Monday, March 5, 2012

Forest Supports the Local Economy

A forest should support the local community with building materials, many other products, a regular income, and good jobs.  This is kind of an old fashioned idea that has been lost the past 200 years due to global industrialization.   The industrial timber market with low commodity log prices continues to consume the remaining good timber on the planet, with few benefits to the local community, despite all the talk about sustainability and certification.

But every person who cares about the planet would agree that the forest should support the local community. 

Spring Green Timber Growers has built a new high value market for the wood we harvest each year from our small family farm, creating new jobs from dead trees.  We control the whole process from growing, harvesting, sawmilling, solar kiln drying, manufacturing, and direct marketing to customers.  By eliminating all the middlemen, using the smallest amount of energy, and minimizing shipping, we earn retail prices for our timber – about 100 times the income earned by other landowners.

Wood is easy to grow and harvest and manufacture on a small scale.  Wood products have a high value in the retail market.  Wood is the perfect fuel for small business in the local community.  Everyone uses wood everywhere – everyday – so these ideas are universal.

SGTG is developing a global wood marketing system to connect local wood growers direct with customers.  First priority is to use what people have to meet the local needs of the community, then export their extra wood to population centers that need wood products. 

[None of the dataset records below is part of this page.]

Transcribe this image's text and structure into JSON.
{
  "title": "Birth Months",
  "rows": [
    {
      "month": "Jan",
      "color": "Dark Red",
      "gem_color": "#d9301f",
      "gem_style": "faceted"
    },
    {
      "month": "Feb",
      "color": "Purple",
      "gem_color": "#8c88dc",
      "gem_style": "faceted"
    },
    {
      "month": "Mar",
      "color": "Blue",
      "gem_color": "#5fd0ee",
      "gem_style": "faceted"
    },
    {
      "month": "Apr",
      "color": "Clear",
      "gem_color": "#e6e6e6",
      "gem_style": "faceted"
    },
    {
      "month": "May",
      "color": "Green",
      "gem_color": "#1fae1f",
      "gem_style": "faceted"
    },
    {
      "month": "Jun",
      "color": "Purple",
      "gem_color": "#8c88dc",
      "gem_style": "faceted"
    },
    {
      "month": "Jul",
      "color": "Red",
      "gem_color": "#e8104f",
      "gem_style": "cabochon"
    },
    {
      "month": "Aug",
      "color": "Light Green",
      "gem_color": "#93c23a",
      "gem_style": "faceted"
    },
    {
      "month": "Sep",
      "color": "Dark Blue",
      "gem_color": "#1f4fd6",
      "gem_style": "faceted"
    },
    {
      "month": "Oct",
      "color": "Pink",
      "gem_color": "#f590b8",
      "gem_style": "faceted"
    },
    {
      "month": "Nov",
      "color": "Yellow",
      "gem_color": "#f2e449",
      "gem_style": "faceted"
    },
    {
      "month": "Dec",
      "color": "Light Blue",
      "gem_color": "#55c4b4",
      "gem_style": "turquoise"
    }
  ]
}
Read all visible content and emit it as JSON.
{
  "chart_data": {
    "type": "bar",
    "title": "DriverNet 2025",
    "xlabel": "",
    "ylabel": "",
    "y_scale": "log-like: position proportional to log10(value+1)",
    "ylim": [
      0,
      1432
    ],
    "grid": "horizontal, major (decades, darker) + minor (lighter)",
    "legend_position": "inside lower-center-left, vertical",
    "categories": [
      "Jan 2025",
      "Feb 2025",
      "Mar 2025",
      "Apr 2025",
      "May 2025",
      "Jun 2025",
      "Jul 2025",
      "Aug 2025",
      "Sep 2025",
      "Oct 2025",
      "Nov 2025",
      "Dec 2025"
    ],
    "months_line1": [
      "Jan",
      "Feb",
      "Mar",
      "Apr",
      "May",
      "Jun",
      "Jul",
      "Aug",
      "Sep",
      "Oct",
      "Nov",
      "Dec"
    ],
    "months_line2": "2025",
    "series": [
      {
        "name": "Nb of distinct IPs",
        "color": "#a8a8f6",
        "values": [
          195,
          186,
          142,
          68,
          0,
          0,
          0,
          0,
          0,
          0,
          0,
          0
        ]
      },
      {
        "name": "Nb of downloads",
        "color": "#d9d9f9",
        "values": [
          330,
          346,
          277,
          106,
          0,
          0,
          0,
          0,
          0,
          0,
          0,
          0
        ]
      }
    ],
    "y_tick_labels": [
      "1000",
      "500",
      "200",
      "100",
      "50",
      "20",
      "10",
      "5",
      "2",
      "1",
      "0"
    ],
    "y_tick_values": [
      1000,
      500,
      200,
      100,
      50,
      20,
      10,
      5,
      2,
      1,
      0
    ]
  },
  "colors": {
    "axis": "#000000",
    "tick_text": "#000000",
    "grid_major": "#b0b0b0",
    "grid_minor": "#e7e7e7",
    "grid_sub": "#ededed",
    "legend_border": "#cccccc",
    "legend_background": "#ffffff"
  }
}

Local Needs – Training and coaching can quickly get a small woodshop in operation. 

Global Marketing – a new website will link the grower with customers anywhere in the world.  Simple shipping of small packages to container loads is ongoing every day now.  Credit card payments online make payments easily.  Instant communication and global travel now connect people everywhere. 

The “American Dream” has gone global.  Anyone, Anywhere can run a small business to sell something that they make.  The only limitation is the imagination.